Updated: Apr 27
I was listening to a piece of Debussy and turned to a friend, asking him if he thought green or grey was the most prominent colour in the music. He looked at me with a blank face and a look of bemusement. I was 20 and up until that point I thought that everyone experienced a sense of colour when listening to music. I had never really discussed this with anyone and it was a shock that this was something unusual. Further research led me to the discovery of synaesthesia*; a blending of the senses that aren't normally connected.
The word “synaesthesia” comes from the Greek words: “synth” (which means “together”) and “ethesia” (“perception"). There are many types of synaesthesia which include tasting words, assigning colours to words or numbers, hearing colours and feeling the sensation that another person feels. I predominantly experience Chromesthesia; I associate colour with sound (and sometimes taste) and often a chord or timbre will trigger a very clear image of a landscape or place. I have also recently discovered I experience another rarer strand of synaesthesia called misophonia; certain noises trigger negative emotion and irrational annoyance, for instance the squashing of a can, or the sound of someone rattling crisp packets and pens clicking!
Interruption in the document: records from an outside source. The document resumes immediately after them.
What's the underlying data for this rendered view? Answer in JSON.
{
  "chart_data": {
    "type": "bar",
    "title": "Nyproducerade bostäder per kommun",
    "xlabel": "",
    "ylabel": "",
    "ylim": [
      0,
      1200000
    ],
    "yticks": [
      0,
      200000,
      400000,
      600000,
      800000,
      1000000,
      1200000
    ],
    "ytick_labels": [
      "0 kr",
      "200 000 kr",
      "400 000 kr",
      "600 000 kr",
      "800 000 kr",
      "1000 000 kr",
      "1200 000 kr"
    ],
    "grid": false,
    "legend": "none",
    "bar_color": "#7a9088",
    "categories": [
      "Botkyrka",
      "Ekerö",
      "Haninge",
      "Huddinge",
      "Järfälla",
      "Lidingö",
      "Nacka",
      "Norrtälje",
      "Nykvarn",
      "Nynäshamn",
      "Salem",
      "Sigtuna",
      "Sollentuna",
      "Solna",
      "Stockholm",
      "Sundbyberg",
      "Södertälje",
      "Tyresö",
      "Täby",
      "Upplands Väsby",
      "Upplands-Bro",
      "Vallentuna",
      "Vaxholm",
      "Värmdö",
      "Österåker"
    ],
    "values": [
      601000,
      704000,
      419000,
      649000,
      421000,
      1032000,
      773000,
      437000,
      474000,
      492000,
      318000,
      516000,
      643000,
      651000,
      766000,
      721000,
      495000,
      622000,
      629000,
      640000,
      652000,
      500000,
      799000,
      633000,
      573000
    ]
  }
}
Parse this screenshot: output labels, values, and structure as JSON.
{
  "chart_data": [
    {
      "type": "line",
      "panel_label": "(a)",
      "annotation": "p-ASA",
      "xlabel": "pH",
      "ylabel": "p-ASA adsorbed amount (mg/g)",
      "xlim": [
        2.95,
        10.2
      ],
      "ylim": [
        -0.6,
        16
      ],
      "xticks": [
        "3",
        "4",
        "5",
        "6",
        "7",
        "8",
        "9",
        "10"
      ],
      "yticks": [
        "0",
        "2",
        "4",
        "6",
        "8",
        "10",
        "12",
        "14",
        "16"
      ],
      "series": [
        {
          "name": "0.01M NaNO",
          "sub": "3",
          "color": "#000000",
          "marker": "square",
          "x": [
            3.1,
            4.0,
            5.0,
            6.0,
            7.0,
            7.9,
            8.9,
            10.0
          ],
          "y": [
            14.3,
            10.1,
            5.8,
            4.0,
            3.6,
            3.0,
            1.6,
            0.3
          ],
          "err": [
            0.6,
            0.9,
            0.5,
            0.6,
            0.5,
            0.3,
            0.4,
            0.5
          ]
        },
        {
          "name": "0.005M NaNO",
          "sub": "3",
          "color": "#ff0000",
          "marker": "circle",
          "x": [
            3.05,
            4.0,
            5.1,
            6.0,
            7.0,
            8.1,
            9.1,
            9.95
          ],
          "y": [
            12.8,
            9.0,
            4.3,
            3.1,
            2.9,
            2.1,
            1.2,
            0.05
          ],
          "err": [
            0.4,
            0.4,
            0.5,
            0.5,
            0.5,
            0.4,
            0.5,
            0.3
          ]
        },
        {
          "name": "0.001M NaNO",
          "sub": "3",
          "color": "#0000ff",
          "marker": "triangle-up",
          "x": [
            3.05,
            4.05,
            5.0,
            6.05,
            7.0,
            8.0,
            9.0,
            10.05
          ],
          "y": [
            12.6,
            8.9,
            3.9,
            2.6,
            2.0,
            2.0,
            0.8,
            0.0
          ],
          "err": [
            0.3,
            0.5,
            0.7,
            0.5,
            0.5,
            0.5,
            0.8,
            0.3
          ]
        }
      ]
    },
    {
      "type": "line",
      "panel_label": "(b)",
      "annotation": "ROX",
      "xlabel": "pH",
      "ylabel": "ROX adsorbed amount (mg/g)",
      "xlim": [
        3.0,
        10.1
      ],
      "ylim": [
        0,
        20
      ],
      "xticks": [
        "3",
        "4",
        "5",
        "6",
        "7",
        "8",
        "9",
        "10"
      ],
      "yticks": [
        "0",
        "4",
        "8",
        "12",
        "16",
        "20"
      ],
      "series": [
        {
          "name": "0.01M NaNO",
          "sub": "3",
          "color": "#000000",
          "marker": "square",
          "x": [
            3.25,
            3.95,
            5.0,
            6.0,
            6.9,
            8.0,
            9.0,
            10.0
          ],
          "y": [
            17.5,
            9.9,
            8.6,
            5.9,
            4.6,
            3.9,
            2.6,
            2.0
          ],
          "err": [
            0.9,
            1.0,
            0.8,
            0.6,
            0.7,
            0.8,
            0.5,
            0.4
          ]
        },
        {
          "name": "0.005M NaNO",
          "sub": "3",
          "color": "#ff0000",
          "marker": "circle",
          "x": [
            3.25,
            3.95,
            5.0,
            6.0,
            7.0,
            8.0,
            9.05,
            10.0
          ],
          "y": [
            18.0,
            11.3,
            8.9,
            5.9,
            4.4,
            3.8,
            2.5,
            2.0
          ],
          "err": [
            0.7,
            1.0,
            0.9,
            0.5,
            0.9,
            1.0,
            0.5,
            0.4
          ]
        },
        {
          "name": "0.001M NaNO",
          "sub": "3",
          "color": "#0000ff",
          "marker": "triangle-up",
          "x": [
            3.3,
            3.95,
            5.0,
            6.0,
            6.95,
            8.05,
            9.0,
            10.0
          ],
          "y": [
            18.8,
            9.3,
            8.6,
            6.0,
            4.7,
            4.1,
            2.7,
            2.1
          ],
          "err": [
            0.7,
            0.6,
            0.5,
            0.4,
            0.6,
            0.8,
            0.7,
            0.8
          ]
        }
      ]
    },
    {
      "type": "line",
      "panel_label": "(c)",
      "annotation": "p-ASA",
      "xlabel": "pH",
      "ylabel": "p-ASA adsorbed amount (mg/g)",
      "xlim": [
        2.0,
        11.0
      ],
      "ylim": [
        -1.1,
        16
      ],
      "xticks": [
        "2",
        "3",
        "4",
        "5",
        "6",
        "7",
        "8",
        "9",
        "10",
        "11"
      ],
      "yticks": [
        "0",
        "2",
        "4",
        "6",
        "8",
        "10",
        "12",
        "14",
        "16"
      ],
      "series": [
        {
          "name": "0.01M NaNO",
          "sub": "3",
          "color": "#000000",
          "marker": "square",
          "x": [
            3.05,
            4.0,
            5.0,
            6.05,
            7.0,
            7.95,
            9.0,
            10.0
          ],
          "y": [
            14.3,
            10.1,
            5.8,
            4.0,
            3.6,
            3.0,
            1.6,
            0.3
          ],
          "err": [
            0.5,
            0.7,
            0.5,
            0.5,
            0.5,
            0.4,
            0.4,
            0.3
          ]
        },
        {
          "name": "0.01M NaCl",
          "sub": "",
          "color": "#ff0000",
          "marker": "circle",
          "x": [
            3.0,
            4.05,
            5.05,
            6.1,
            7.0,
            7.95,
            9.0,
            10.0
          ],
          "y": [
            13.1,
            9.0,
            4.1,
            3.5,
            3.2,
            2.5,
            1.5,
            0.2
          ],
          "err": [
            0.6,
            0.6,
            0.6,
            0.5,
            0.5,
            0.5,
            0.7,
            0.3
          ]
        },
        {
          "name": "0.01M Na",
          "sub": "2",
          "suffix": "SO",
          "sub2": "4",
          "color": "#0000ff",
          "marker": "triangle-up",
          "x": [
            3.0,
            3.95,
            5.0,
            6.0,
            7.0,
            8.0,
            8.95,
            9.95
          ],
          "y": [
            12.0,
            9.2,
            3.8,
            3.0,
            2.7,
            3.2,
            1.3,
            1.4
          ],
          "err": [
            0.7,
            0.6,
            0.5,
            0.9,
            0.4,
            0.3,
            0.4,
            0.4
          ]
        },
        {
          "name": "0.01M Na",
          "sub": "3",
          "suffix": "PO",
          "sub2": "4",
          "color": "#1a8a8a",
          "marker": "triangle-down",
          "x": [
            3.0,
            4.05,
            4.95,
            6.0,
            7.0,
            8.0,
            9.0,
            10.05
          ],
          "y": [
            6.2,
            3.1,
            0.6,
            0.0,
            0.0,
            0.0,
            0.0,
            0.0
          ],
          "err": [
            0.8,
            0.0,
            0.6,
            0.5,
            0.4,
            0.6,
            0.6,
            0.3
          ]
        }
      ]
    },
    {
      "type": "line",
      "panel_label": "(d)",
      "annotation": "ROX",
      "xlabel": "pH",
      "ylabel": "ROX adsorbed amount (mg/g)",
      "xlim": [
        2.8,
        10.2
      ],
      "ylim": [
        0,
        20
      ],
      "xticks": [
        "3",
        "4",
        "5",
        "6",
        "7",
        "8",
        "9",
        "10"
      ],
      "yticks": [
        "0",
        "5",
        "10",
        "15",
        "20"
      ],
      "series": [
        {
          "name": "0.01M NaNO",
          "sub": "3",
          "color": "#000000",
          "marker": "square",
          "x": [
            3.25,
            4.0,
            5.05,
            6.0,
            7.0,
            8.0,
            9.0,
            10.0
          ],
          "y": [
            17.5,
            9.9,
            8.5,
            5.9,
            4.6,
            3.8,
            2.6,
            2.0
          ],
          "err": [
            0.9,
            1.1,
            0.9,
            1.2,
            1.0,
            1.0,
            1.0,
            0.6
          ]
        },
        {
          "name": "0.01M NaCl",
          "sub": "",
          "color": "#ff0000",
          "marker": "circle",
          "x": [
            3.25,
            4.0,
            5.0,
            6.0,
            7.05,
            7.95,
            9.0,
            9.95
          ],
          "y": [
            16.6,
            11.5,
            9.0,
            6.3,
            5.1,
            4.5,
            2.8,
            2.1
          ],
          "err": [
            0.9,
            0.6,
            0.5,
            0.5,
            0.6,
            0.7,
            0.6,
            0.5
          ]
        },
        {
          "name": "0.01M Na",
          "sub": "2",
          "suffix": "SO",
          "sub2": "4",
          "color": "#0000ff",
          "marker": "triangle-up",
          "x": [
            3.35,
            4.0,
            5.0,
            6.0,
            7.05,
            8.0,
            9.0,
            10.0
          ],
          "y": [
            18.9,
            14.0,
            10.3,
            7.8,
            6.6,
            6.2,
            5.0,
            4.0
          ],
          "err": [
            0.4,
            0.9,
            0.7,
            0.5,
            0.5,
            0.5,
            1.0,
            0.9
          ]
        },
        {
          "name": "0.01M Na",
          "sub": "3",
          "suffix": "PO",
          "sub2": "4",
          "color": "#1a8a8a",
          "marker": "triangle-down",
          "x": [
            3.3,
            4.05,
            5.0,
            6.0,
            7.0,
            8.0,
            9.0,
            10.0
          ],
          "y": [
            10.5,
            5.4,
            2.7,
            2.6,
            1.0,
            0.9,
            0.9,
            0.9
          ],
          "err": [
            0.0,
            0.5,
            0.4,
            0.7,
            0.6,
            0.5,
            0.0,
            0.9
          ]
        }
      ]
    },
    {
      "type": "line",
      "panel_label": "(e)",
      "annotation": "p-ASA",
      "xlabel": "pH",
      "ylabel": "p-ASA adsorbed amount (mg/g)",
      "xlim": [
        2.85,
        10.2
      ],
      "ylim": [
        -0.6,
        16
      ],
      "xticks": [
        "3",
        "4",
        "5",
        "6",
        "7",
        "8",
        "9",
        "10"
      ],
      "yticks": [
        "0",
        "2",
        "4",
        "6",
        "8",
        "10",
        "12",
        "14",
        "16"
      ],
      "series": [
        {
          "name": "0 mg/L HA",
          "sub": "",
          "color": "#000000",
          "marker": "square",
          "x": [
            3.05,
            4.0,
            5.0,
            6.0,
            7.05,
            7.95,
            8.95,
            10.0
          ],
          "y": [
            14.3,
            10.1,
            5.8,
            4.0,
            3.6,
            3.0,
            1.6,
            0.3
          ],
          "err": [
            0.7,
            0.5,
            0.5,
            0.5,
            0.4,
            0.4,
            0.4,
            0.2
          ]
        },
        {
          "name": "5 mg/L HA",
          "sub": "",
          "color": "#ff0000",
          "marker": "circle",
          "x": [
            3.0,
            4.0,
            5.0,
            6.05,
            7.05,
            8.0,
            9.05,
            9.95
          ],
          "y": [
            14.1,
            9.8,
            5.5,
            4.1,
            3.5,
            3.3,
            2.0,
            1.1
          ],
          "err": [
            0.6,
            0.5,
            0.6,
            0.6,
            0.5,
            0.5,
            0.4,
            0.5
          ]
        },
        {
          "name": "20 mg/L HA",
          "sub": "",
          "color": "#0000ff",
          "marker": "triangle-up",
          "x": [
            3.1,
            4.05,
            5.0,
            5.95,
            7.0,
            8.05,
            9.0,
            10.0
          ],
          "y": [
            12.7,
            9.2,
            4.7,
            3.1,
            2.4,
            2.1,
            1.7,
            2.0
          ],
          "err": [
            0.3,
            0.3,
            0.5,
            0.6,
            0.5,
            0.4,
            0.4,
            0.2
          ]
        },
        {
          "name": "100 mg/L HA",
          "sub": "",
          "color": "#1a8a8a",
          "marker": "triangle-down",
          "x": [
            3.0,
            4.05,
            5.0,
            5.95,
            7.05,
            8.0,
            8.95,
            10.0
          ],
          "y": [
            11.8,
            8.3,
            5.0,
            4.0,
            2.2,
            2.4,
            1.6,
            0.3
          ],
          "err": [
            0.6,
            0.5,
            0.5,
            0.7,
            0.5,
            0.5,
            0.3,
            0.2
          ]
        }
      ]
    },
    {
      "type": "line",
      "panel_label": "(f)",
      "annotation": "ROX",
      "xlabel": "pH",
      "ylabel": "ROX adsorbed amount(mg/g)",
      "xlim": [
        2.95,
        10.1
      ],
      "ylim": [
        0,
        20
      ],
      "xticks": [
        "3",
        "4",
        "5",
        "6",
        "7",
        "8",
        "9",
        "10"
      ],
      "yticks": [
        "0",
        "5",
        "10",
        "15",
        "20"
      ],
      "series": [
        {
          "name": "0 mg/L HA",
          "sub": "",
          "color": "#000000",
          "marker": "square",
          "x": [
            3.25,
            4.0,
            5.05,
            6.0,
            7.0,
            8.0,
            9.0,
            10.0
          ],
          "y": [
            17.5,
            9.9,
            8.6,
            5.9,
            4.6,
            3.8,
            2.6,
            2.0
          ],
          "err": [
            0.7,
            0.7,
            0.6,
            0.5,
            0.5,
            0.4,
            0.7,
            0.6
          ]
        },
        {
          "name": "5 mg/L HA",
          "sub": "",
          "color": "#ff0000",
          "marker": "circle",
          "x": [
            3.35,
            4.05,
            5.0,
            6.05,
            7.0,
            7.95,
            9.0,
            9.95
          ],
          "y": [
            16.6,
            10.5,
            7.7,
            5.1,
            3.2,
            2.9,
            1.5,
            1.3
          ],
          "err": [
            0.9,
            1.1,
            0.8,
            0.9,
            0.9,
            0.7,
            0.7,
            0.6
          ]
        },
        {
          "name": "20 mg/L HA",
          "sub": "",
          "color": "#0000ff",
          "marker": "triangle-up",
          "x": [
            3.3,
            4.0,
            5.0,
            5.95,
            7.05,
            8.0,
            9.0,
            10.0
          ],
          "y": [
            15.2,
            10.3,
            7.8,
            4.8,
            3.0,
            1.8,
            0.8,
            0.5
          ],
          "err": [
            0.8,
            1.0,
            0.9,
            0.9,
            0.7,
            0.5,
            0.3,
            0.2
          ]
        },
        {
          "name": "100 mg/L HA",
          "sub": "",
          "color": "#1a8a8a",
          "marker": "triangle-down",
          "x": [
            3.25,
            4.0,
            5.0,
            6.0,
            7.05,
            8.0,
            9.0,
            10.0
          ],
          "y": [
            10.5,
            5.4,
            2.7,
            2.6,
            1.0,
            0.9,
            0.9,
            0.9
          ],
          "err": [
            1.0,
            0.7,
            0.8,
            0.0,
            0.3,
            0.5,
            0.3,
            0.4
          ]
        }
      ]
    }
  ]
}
To put some of this into context, there have been many well known artists and musicians who have experienced synaesthesia, with this becoming an intrinsic part of their creative process.
WELL KNOWN SYNAESTHETES:
WASSILY KANDINSKY - Is synonymous with his colour / sound association and once said, “the sound of colours is so definite that it would be hard to find anyone who would express bright yellow with bass notes or dark lake with treble.”
DUKE ELLINGTON had synesthesia and it affected him in a rather unique way. he claimed that certain notes from one musician would be one colour while the same notes played by other musicians would be different colours.
OLIVER MESSIAEN is perhaps one of the most widely documented contemporary composers to experience synaesthesia. Colour was heavily connected to scales and modes. In the Excerpt of La Rousserolle Effarvatte below, the composer’s colour indications are literally written within the score.
Along with birdsong, colour was of huge significance in Messiaen's world
Editions Alphonse Leduc.
SEEING MUSIC, HEARING COLOUR; THE PROJECT.
This project has been in the making (in my own head!) for many years. I was writing a commissioned opera when Covid-19 hit and all funding was withdrawn as the performance could not go ahead within the allocated timescale. At this point I was reflecting more on my experience of synaesthesia and how this informed my creative process. I was also very curious about how non-synaesthetes may experience colour as sound, if indeed this was a consideration at all. I wanted to work with a cross section of individuals and use colour and music as not only a stimulus but as a therapeutic tool. Funding bids were successful and I teamed up with an art therapist and a group of amazing musicians who I knew would work well with the individuals from the schools and community groups I wanted to include. The process has been amazing, inspiring, challenging, informative, emotional and highly enjoyable. As a team we have experienced our own personal journeys and we look forward to exploring our thoughts and processes throughout this series of blogs.